Dh does feed them when he's here but he drives me mental in other ways. So for example one of the dc ask a question one of three million that hour and Dh just ignores it and expects me to answer. Ds is the oldest and almost 7, Dh has had the dc alone for a whole day once and got his mum round so he basically sat on his bum whilst she fussed around them.

I am going away for a whole weekend soon, asked Dh if he could try and manage without his parents and he looked at me like I was unhinged and said 'no way'. This also annoys me because we live here near his parents because this is where his job is and where he wants to live whereas all my family are some distance awyay.

Recently I had been up with ill dd all night and when I said to Dh I was tired and felt ill he said ' well at least it's not as if you have to do anything like go to work'

so I killed him

jasminerose Tue 01-Oct-13 06:46:02

Reading these some of you have awful dhs and dps, especially fauxs and pantsonbackwards.

Dh has had exclusively breastfed dd2 and dd1 whilst I have been away on nights with my friends, does any nights out I want, does the childcare whilst Im at work, lools after ours and our friends babies/children at same time etc. There is nothing I do that he cant just aa good as me, and thats normal from what I see from most dads except the deadbeat ones

prissyenglisharriviste Tue 01-Oct-13 06:52:35

I worked weekends away. Left one, two and then three dcs with dh for 72hrs at a time. They are all still alive, and everything..

Just. Go. Out. And. Leave. Him. To. It.

And yes, the first two were bf. The third has cerebral palsy and was born without a suck reflex, so was tube fed. Their father is a parent, just like their mother.

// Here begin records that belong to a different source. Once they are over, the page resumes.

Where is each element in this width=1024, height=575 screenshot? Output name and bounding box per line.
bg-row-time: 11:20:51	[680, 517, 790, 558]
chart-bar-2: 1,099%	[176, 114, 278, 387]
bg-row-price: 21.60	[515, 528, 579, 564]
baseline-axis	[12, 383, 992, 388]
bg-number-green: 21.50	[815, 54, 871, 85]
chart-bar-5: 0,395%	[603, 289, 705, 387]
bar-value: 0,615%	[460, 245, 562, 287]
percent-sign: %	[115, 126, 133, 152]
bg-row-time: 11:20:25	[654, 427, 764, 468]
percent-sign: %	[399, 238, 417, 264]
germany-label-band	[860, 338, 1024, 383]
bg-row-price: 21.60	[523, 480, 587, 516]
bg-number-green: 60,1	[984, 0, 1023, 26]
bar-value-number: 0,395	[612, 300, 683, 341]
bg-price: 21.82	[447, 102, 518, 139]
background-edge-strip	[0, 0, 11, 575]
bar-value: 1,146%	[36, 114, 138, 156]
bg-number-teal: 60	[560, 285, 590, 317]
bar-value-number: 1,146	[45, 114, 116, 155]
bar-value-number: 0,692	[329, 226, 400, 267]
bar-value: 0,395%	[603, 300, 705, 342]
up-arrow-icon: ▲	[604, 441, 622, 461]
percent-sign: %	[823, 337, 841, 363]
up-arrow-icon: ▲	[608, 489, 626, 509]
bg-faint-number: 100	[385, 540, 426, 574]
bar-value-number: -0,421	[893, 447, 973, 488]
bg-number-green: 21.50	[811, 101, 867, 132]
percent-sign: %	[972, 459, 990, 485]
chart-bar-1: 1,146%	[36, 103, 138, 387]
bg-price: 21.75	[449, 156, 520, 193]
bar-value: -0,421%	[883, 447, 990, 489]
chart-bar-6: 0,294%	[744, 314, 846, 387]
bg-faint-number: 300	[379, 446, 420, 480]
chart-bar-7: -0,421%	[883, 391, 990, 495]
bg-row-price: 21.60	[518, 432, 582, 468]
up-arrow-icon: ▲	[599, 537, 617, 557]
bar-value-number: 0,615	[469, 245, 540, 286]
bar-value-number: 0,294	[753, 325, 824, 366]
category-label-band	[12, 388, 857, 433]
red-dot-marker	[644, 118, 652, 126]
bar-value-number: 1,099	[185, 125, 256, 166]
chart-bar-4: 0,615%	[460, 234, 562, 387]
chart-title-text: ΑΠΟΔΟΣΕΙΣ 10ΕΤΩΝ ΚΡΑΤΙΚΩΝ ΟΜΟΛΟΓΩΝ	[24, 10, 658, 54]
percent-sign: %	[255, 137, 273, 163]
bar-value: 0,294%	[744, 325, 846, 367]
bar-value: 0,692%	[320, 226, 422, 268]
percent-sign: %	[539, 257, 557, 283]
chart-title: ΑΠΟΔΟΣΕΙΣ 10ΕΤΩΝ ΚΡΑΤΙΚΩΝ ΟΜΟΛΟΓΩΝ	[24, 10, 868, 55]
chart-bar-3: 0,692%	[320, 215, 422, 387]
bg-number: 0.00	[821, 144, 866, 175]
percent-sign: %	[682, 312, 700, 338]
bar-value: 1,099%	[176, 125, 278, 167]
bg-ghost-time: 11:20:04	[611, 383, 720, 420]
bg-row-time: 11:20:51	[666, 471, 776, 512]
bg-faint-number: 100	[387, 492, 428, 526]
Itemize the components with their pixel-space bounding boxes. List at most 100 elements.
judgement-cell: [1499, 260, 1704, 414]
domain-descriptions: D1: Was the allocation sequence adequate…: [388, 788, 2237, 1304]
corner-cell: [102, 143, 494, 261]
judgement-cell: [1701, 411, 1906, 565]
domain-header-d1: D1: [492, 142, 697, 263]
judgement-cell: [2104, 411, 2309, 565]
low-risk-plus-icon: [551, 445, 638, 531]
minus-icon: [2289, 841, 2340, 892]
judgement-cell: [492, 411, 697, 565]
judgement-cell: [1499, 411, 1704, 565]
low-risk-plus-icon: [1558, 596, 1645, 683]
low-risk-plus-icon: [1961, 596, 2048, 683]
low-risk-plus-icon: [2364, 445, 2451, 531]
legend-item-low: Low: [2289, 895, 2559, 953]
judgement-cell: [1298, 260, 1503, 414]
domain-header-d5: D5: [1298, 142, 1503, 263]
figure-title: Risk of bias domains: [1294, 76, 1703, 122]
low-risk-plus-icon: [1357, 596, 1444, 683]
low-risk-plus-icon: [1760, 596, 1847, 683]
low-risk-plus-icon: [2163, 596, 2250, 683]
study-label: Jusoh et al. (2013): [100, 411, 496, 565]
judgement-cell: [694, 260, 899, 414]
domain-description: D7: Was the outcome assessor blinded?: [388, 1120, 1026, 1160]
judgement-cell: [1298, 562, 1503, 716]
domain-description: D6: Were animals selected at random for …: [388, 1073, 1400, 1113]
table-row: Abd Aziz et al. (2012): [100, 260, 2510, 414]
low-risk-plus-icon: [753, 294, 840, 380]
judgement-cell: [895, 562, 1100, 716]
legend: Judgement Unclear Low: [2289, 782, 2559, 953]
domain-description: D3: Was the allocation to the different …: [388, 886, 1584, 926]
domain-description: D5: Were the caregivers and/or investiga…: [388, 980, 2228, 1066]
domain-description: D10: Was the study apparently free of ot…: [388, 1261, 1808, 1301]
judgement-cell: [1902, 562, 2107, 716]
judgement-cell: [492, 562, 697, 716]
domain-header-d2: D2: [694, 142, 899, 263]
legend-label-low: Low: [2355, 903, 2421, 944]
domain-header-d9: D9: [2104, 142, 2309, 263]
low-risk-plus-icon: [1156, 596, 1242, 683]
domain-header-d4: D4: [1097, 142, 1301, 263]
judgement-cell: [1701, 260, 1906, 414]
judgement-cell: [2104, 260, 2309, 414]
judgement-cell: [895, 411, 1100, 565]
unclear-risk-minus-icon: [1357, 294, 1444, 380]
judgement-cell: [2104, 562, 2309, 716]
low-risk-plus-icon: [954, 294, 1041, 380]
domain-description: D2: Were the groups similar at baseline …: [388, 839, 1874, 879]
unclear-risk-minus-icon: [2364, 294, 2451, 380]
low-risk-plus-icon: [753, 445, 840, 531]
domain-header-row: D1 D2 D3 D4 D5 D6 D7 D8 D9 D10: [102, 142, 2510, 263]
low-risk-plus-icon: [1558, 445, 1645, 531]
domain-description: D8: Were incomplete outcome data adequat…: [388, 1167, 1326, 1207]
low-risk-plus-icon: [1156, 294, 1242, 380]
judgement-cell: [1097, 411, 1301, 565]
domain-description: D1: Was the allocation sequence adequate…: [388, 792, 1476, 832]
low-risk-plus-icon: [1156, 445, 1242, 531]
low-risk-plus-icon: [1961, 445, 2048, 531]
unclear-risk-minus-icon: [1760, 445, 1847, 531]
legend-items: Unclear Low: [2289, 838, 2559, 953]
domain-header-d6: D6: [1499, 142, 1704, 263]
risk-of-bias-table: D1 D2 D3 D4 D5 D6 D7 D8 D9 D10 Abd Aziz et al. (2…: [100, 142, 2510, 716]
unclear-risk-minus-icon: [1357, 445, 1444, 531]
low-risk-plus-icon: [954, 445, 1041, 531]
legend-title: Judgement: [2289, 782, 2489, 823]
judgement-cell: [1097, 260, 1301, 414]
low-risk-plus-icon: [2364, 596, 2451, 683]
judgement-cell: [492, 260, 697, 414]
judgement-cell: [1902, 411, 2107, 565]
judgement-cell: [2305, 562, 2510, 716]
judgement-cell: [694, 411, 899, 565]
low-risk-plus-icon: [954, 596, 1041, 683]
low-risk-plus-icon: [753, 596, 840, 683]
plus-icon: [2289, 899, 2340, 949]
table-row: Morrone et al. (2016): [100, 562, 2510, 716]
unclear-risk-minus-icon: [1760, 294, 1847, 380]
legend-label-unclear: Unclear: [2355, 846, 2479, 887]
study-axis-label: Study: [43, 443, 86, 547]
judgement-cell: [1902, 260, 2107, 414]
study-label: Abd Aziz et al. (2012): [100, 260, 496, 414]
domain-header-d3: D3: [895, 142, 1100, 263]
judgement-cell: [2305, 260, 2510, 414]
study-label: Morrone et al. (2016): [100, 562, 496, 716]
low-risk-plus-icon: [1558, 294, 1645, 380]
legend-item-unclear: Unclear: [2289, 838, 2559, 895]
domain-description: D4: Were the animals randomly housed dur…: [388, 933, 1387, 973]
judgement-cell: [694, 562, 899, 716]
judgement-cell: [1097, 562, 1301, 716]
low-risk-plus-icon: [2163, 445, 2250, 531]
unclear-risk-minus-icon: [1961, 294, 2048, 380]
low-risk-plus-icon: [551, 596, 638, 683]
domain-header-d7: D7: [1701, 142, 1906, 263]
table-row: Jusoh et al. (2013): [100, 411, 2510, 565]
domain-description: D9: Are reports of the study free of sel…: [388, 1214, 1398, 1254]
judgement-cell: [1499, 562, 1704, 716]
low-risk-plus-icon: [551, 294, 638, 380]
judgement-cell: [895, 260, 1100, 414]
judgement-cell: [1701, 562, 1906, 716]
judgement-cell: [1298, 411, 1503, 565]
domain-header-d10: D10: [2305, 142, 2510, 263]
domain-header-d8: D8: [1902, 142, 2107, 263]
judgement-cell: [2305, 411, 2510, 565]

I have never really understood this infantilisation of fathers. I wasn't born knowing what to do with a baby, but being a reasonably intelligent adult, I worked it out once I gave birth. So can any other adult. Given the chance...

SatinSandals Tue 01-Oct-13 06:54:48

I think that the fault is that the woman takes charge at the start and expects change later. If you let him get on with it from day 1 you don't have a problem. In most cases women are not any more experienced so you really don't have to tell him what to do!
I haven't understood either prissy , you just need to go out and let him get on with it! They will both survive.

Thants Tue 01-Oct-13 07:16:05

Just go out in the evening and leave her with him.

pantsonbackwards Tue 01-Oct-13 07:23:27

Faux. So a nice bit of emotional blackmail there, implying that you are neglecting your child hmm

I would reply with "and why wouldn't you be able to sort it out yourself?!" Or perhaps just tell him to stop using that emotional blackmail shit and sort things out for his own kid for once, for fuck sake!